©1997

Arthur Warmoth

Psychology Department

Sonoma State University

Every five years, the CSU requirement for a Program Review Self Study provokes a discussion of the Psychology Department’s grading practices within the faculty. While we were not dissatisfied with the outcomes of this year’s discussion, we were reminded that letter grades, and particularly the GPA, are deeply flawed statistics. Furthermore, the assumptions behind these methodological flaws are so deeply ingrained in academic culture that otherwise quite sophisticated social scientists fail to see them.

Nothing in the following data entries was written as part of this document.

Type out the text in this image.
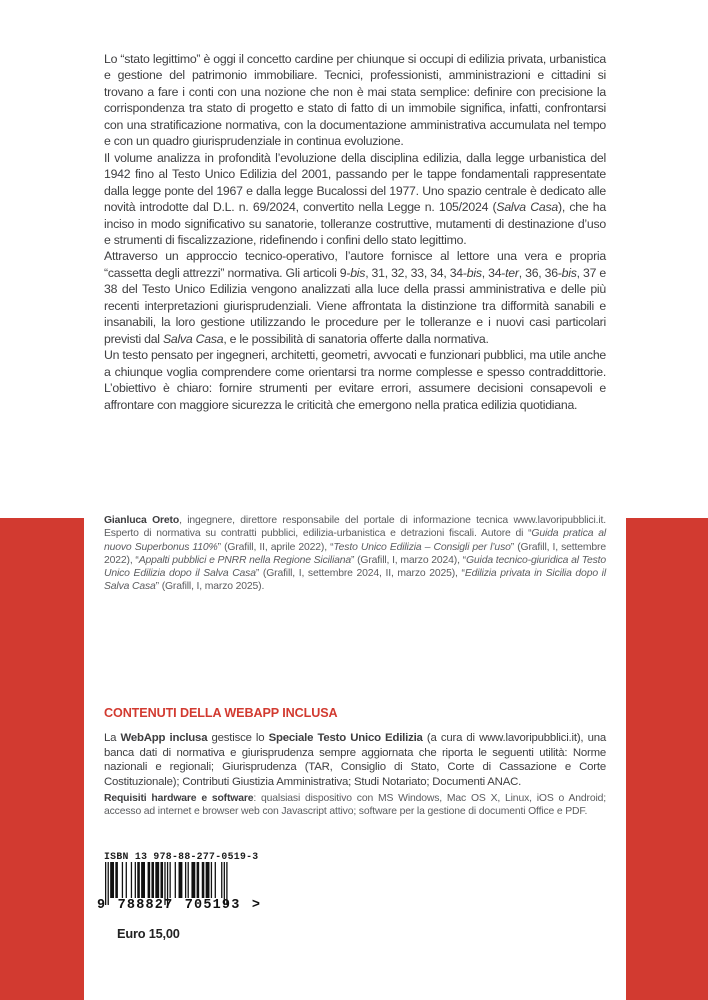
Lo “stato legittimo” è oggi il concetto cardine per chiunque si occupi di edilizia privata, urbanistica e gestione del patrimonio immobiliare. Tecnici, professionisti, amministrazioni e cittadini si trovano a fare i conti con una nozione che non è mai stata semplice: definire con precisione la corrispondenza tra stato di progetto e stato di fatto di un immobile significa, infatti, confrontarsi con una stratificazione normativa, con la documentazione amministrativa accumulata nel tempo e con un quadro giurisprudenziale in continua evoluzione.

Il volume analizza in profondità l’evoluzione della disciplina edilizia, dalla legge urbanistica del 1942 fino al Testo Unico Edilizia del 2001, passando per le tappe fondamentali rappresentate dalla legge ponte del 1967 e dalla legge Bucalossi del 1977. Uno spazio centrale è dedicato alle novità introdotte dal D.L. n. 69/2024, convertito nella Legge n. 105/2024 (Salva Casa), che ha inciso in modo significativo su sanatorie, tolleranze costruttive, mutamenti di destinazione d’uso e strumenti di fiscalizzazione, ridefinendo i confini dello stato legittimo.

Attraverso un approccio tecnico-operativo, l’autore fornisce al lettore una vera e propria “cassetta degli attrezzi” normativa. Gli articoli 9-bis, 31, 32, 33, 34, 34-bis, 34-ter, 36, 36-bis, 37 e 38 del Testo Unico Edilizia vengono analizzati alla luce della prassi amministrativa e delle più recenti interpretazioni giurisprudenziali. Viene affrontata la distinzione tra difformità sanabili e insanabili, la loro gestione utilizzando le procedure per le tolleranze e i nuovi casi particolari previsti dal Salva Casa, e le possibilità di sanatoria offerte dalla normativa.

Un testo pensato per ingegneri, architetti, geometri, avvocati e funzionari pubblici, ma utile anche a chiunque voglia comprendere come orientarsi tra norme complesse e spesso contraddittorie. L’obiettivo è chiaro: fornire strumenti per evitare errori, assumere decisioni consapevoli e affrontare con maggiore sicurezza le criticità che emergono nella pratica edilizia quotidiana.

Gianluca Oreto, ingegnere, direttore responsabile del portale di informazione tecnica www.lavoripubblici.it. Esperto di normativa su contratti pubblici, edilizia-urbanistica e detrazioni fiscali. Autore di “Guida pratica al nuovo Superbonus 110%” (Grafill, II, aprile 2022), “Testo Unico Edilizia – Consigli per l’uso” (Grafill, I, settembre 2022), “Appalti pubblici e PNRR nella Regione Siciliana” (Grafill, I, marzo 2024), “Guida tecnico-giuridica al Testo Unico Edilizia dopo il Salva Casa” (Grafill, I, settembre 2024, II, marzo 2025), “Edilizia privata in Sicilia dopo il Salva Casa” (Grafill, I, marzo 2025).
CONTENUTI DELLA WEBAPP INCLUSA
La WebApp inclusa gestisce lo Speciale Testo Unico Edilizia (a cura di www.lavoripubblici.it), una banca dati di normativa e giurisprudenza sempre aggiornata che riporta le seguenti utilità: Norme nazionali e regionali; Giurisprudenza (TAR, Consiglio di Stato, Corte di Cassazione e Corte Costituzionale); Contributi Giustizia Amministrativa; Studi Notariato; Documenti ANAC.
Requisiti hardware e software: qualsiasi dispositivo con MS Windows, Mac OS X, Linux, iOS o Android; accesso ad internet e browser web con Javascript attivo; software per la gestione di documenti Office e PDF.
ISBN 13 978-88-277-0519-3
9 788827 705193 >
Euro 15,00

Individually and together, we have from time to time, in various contexts, addressed these flaws. We believe that they lead to consequences which do a disservice to the department and to the individual users of grades as statistical information, that is, to students (and their families), graduate schools, and employers. The disservice to the department derives from invidious comparisons of grading practices that are based on untenable and oversimplified interpretations of the measurement and evaluation issues involved. The disservice to individual users can include a very poor quality of information relative to the purpose for which evaluative information is needed. Furthermore, a spurious appearance of quantitative precision can be given to decisions which are essentially random, or even arbitrary and capricious.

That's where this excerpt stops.